Minister Mohammad Al-Jabri

KUWAIT: The information ministry has banned 4,390 books over the past five years, Minister of Information and Minister of State for Youth Affairs Mohammad Al-Jabri has confirmed. Responding to an inquiry by MP Khaled Al-Shatti, Jabri said that the ministry's grievances committee - formed according to ministerial resolution number 13/2017 - had looked into complaints against two books and agreed to reconsider banning them. He added that the banned list was 70 pages long, including religious, cultural and historical books.

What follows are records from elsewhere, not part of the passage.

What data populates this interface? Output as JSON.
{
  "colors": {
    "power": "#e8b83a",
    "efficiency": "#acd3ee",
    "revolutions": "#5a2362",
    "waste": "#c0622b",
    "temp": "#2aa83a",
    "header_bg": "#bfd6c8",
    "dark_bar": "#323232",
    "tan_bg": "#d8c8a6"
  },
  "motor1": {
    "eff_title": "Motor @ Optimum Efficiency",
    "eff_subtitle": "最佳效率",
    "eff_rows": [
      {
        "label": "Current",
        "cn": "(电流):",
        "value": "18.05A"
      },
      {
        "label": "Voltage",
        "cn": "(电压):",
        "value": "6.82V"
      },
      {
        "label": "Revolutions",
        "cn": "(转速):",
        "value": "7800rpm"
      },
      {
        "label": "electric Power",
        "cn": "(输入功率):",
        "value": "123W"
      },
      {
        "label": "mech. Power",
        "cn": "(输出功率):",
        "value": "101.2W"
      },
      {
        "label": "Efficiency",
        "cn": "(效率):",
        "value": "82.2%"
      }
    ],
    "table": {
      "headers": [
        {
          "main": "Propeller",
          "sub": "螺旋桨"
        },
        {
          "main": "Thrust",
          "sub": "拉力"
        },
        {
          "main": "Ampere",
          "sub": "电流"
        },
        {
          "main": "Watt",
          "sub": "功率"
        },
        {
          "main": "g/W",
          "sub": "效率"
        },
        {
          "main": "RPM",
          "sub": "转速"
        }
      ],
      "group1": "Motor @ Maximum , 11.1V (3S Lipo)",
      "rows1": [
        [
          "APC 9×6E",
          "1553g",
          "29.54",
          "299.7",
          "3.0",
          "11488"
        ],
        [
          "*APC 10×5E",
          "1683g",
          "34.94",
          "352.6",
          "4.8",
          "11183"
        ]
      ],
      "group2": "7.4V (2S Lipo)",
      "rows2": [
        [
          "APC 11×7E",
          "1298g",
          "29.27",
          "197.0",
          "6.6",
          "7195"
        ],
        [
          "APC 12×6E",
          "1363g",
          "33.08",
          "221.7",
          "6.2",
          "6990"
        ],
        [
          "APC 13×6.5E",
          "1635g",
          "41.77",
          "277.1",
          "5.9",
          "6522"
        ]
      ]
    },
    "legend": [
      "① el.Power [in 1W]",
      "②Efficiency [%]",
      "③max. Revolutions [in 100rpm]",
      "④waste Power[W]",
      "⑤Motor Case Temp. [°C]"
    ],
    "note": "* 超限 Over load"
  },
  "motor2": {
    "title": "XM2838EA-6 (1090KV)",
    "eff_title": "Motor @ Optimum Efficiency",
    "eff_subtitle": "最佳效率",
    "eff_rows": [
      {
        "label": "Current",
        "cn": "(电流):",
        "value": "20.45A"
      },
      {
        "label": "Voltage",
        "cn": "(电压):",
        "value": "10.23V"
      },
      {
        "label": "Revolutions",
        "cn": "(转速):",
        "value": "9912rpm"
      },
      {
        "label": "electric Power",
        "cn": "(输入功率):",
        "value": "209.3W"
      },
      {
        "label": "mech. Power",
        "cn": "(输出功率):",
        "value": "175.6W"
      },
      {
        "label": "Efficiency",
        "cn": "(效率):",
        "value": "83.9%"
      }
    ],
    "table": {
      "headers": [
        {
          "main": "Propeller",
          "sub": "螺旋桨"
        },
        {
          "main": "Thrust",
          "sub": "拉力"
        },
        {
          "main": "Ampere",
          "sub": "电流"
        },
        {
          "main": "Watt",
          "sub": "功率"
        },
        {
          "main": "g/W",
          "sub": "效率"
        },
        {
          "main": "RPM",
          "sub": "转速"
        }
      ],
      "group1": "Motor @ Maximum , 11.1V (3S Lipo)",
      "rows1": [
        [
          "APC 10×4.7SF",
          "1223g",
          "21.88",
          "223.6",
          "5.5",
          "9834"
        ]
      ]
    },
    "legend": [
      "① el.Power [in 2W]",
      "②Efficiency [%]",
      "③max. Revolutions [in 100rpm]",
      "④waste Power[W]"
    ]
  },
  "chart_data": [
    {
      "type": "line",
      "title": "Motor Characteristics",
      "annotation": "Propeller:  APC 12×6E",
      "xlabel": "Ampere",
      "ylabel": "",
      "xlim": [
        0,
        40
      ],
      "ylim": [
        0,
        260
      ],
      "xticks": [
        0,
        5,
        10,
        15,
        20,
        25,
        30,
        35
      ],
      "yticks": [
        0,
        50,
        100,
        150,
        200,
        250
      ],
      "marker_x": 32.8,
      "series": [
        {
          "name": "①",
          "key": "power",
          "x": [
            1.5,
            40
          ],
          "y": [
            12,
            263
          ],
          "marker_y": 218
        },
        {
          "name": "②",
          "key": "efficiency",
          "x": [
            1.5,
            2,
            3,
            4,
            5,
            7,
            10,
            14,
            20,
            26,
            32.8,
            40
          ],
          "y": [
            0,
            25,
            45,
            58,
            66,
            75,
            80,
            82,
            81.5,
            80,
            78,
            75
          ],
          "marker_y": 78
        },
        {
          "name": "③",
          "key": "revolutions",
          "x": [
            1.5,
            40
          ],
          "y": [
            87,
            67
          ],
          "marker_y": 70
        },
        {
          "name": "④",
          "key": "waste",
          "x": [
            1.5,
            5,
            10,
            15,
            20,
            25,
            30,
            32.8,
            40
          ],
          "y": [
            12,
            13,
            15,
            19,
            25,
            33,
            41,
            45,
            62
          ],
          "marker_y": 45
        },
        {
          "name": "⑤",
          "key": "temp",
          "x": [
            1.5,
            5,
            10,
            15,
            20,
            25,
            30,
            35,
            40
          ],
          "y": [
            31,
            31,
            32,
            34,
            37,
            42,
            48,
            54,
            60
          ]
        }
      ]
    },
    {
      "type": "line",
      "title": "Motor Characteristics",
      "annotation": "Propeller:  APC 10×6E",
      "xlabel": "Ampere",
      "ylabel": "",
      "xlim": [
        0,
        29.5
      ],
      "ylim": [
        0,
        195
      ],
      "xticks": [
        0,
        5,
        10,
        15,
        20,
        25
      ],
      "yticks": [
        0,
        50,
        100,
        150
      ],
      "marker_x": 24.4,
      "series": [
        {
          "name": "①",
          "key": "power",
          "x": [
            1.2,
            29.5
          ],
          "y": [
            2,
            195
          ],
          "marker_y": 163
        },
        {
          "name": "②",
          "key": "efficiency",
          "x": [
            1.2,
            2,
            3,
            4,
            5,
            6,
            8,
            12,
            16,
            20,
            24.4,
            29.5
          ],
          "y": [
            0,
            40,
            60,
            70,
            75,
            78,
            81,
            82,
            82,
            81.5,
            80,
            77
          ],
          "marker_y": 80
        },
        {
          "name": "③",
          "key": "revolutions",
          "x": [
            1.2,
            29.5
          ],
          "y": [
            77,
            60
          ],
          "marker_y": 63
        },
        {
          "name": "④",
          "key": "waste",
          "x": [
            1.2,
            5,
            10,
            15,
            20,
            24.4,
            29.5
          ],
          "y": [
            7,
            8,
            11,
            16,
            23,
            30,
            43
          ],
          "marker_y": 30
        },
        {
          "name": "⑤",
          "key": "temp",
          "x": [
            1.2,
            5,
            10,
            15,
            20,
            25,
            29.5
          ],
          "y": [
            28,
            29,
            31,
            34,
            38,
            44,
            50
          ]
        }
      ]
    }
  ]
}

Notably, Shatti had inquired about the long list of banned books, noting that he had 16 cartons full of the banned books' titles. He said after reviewing some of the banned books, he emerged with a feeling that "we are living a real freedom of thought dilemma", warning that censorship is killing ideas and creativity. "It is as if we are living in the medieval ages," he added, noting that some of the justifications for bans were feeble.

Kuwaiti employees

The administrative court yesterday adjourned hearing a case filed by lawyer Areej Hamada against the minister of education and the academic accreditation board until March 21, 2019. In her argument, Hamada wondered why ministries' legal affairs departments have no Kuwaiti employees while the local market is full of them, and despite the fact that Kuwait has two law schools. "The minister of social affairs has been recruiting expats with the excuse that she has no trust in national labor - if citizens' education is so bad, who is responsible for this?" she demanded, blaming the government for this alleged deterioration and urging the government to interview Kuwaiti lawyers to decide whether they are fit to work or not. In a separate case, the court of appeals yesterday sentenced a Saudi royal to seven years in prison and a KD 10,000 fine over charges of kidnapping his Kuwaiti ex-wife's children.

Medicine supplies

Health Minister Sheikh Dr Basel Al-Sabah said the Public Authority for Food and Nutrition is currently assessing the situation concerning food reserves. He added that the Ministry of Health's (MoH) central emergencies committee periodically updates its emergency plan concerning the availability of strategic medicine and MoH supplies, in addition to evacuation drills. "Yes, MoH has enough medicine supplies to deal with any possible dangers," he underlined, denying the ministry's intention to build private sector medicine factories.